Das Problem ist, dass er nun trotz bereits existierender Mail in der DB einen Eintrag mit der gleichen Mail hinzufügt, dann aber direkt eine NonUniqueResultException wirft, da er ja nun 2 Einträge findet. Ich frage mich, wie das sein kann, denn eigentlich kommt die Validierung im JSF-Lebenszyklus doch vor der Invoke-Application-Phase und er müsste somit nach der Validierung abbrechen.

Sieht jemand den Fehler?


----------



## Llois41 (30. Mai 2018)

Gleiches Problem, habe es nur erst mal auf die Registrieren-Seite verschoben. Allerdings funktioniert das nicht wie ich es mir vorstelle und ich weiß absolut nicht wieso..


----------



## stg (30. Mai 2018)

Deine private `validateNutzer` Methode sieht falsch aus. Zum einen ist bei der Benennung völlig unklar, was denn der boolsche Rückgabewert überhaupt aussagen soll. Eigentlich willst du doch nur prüfen, ob es einen solchen Benutzer mit der übergebenen Mail-Adresse gibt?! Dann nenn die Methode doch auch so ... also etwa `doesUserExistsWithMail(String mail)` Darin braucht es nur eine Überprüfung à la `return dao.findNutzerByMail(mail) != null`
Die NullPointerException zu fangen und in diesem Fall einfach `false` zurückzugeben ist gefährlich. Bist du dir sicher, dass die EJB Injection deines DAO überhaupt funktioniert? Wenn nein, dann gibt die Methode ebenfalls false zurück. (Und keine Ahnung, ob das mit den neuesten Versionen mittlerweile geht, aber noch vor einiger Zeit war EJB Injection in JSF Validatoren technsich nicht möglich.)
Wenn du damit noch nicht weiterkommst, dann versuch doch bitte ein MCVE zu erstellen, die geposteten Code-Schnipsel zeigen das Problem möglicherweise gar nicht.

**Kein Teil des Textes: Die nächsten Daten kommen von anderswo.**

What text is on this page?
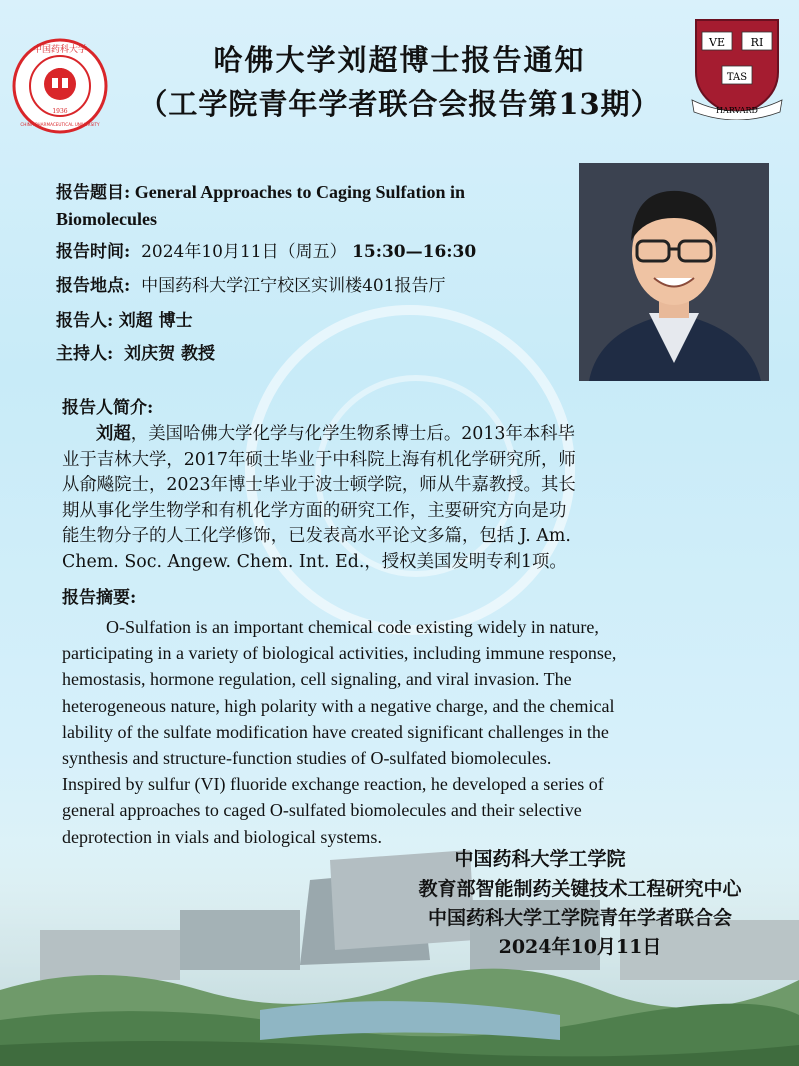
中国药科大学
1936
CHINA PHARMACEUTICAL UNIVERSITY
VE RI
TAS
HARVARD
哈佛大学刘超博士报告通知
（工学院青年学者联合会报告第13期）
报告题目: General Approaches to Caging Sulfation in
Biomolecules
报告时间: 2024年10月11日（周五） 15:30—16:30
报告地点: 中国药科大学江宁校区实训楼401报告厅
报告人: 刘超 博士
主持人: 刘庆贺 教授
报告人简介:
刘超，美国哈佛大学化学与化学生物系博士后。2013年本科毕
业于吉林大学，2017年硕士毕业于中科院上海有机化学研究所，师
从俞飚院士，2023年博士毕业于波士顿学院，师从牛嘉教授。其长
期从事化学生物学和有机化学方面的研究工作，主要研究方向是功
能生物分子的人工化学修饰，已发表高水平论文多篇，包括 J. Am.
Chem. Soc. Angew. Chem. Int. Ed.，授权美国发明专利1项。
报告摘要:
O-Sulfation is an important chemical code existing widely in nature,
participating in a variety of biological activities, including immune response,
hemostasis, hormone regulation, cell signaling, and viral invasion. The
heterogeneous nature, high polarity with a negative charge, and the chemical
lability of the sulfate modification have created significant challenges in the
synthesis and structure-function studies of O-sulfated biomolecules.
Inspired by sulfur (VI) fluoride exchange reaction, he developed a series of
general approaches to caged O-sulfated biomolecules and their selective
deprotection in vials and biological systems.
中国药科大学工学院
教育部智能制药关键技术工程研究中心
中国药科大学工学院青年学者联合会
2024年10月11日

Außerdem ist es mitunter wichtig zu wissen welche exakte Plattform du verwendest (welche JSF Version und welche Implementierung, welche EJB Version usw...)


----------



## stg (30. Mai 2018)

stg hat gesagt.:


> Bist du dir sicher, dass die EJB Injection deines DAO überhaupt funktioniert? Wenn nein, dann gibt die Methode ebenfalls false zurück.



...und das würde nebenbei bemerkt auch das beschriebene Verhalten erklären. Aber nur geraten, ich hab nix getestet.


----------